Traceback (most recent call last):
File "/home/rogier.stam/.local/lib/python3.6/site-packages/pep517/in_process/_in_process.py", line 363, in <module>
main()
File "/home/rogier.stam/.local/lib/python3.6/site-packages/pep517/in_process/_in_process.py", line 345, in main
json_out['return_val'] = hook(**hook_input['kwargs'])
File "/home/rogier.stam/.local/lib/python3.6/site-packages/pep517/in_process/_in_process.py", line 130, in get_requires_for_build_wheel
return hook(config_settings)
File "/tmp/build-env-d83ikglo/lib/python3.6/site-packages/setuptools/build_meta.py", line 155, in get_requires_for_build_wheel
config_settings, requirements=['wheel'])
File "/tmp/build-env-d83ikglo/lib/python3.6/site-packages/setuptools/build_meta.py", line 135, in _get_build_requires
self.run_setup()
File "/tmp/build-env-d83ikglo/lib/python3.6/site-packages/setuptools/build_meta.py", line 259, in run_setup
self).run_setup(setup_script=setup_script)
File "/tmp/build-env-d83ikglo/lib/python3.6/site-packages/setuptools/build_meta.py", line 150, in run_setup
exec(compile(code, __file__, 'exec'), locals())
File "setup.py", line 6, in <module>
with open("requirements.txt") as f:
FileNotFoundError: [Errno 2] No such file or directory: 'requirements.txt'
ERROR Backend subproccess exited when trying to invoke get_requires_for_build_wheel
This is caused by requirements.txt not being part of the package. Adding it to the package caused problems when installing as it appears one directory lower than the package directory (checksec). To fix this I moved the requirements into the setup.py.
Hope this is considered to be merged.
Thanks
Rogier
Hi thanks for your PR.
how did you invoke setup.py ? because my release process in Github Actions works as expected.
Also, I'd like to keep the requirements separate from setup.py, so either I'll find a solution for this issue, or make a switch to Poetry and pyproject.toml
Hi i clone the repo locally. Then python3 -m build in the directory. that' s it Regards Rogier
I suspected you wanted to keep requirements.txt. Problem is, I could not get setuptools to include it in the generated tarball but not have it be part of the package. Thats why the current solution
Hi i clone the repo locally. Then python3 -m build in the directory. that' s it
What build module are you refering to ?
(venv) wenzel@Strix ~/local/checksec.py master python3 -m build
/home/wenzel/local/checksec.py/venv/bin/python3: No module named build
I'm using the instructions as detailed here: https://packaging.python.org/tutorials/packaging-projects/ specifically the Generating distribution archives paragraph:
Generating distribution archives
The next step is to generate distribution packages for the package.
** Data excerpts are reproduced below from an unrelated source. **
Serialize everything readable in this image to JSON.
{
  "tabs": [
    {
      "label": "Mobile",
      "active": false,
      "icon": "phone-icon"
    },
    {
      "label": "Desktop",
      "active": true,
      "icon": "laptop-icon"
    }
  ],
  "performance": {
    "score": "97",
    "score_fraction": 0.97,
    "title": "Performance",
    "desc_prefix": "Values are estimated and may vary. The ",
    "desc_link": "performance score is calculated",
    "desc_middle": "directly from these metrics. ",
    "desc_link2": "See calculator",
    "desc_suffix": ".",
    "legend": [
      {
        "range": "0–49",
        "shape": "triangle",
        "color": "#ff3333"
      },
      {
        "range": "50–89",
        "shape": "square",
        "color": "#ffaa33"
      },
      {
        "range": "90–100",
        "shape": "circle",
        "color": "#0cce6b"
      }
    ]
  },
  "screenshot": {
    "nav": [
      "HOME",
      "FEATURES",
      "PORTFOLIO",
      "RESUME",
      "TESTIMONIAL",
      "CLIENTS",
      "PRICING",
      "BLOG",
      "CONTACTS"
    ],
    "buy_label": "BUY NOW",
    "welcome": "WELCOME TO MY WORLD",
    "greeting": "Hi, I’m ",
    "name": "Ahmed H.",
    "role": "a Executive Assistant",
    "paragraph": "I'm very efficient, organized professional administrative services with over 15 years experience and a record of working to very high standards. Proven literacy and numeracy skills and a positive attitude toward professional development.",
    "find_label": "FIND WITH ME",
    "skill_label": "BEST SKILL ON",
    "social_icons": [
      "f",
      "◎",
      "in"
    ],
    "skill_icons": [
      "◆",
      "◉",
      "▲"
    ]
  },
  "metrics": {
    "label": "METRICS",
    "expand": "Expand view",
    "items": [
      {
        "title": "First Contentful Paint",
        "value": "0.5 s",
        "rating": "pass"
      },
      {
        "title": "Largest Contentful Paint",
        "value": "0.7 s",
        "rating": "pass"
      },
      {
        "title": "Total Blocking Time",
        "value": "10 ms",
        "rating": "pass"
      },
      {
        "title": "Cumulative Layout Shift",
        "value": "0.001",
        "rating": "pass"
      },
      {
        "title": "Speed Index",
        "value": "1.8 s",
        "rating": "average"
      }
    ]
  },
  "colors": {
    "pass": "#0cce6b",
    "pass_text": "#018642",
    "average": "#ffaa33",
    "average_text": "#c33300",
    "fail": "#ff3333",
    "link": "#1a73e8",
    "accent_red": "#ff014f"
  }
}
These are archives that are uploaded to the Python Package Index and can be installed by pip.
Make sure you have the latest version of PyPA’s build installed:
Unix/macOS
python3 -m pip install --upgrade build
Tip
If you have trouble installing these, see the Installing Packages tutorial.
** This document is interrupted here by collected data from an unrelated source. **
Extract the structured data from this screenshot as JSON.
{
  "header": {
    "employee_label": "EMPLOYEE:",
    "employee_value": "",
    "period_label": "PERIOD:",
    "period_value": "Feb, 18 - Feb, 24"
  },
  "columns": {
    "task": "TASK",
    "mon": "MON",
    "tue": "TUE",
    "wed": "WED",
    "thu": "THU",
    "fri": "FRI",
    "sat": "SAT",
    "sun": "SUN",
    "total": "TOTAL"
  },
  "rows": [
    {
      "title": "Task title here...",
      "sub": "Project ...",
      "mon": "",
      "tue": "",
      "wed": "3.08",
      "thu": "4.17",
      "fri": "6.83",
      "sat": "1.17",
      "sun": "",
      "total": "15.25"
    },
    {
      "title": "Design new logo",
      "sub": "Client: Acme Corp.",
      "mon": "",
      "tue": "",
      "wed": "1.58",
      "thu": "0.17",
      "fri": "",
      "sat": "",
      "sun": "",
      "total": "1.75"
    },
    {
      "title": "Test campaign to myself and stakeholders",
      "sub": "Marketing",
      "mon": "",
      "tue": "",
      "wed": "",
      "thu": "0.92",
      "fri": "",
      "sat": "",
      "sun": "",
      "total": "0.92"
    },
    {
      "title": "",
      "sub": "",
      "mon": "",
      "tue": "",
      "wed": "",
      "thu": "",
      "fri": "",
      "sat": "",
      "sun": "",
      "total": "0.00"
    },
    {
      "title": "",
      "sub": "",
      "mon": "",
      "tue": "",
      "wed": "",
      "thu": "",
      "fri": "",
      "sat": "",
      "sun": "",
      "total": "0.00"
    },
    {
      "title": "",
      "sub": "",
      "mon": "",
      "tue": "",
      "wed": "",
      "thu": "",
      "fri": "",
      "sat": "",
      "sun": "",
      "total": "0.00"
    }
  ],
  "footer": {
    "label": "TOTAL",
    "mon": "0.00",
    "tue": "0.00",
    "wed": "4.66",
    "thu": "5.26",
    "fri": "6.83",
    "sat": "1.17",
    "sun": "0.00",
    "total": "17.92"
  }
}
Now run this command from the same directory where pyproject.toml is located:
Unix/macOS
python3 -m build
This command should output a lot of text and once completed should generate two files in the dist directory:
dist/
example_package_YOUR_USERNAME_HERE-0.0.1-py3-none-any.whl
example_package_YOUR_USERNAME_HERE-0.0.1.tar.gz
The tar.gz file is a source archive whereas the .whl file is a built distribution. Newer pip versions preferentially install built distributions, but will fall back to source archives if needed. You should always upload a source archive and provide built archives for the platforms your project is compatible with. In this case, our example package is compatible with Python on any platform so only one built distribution is needed.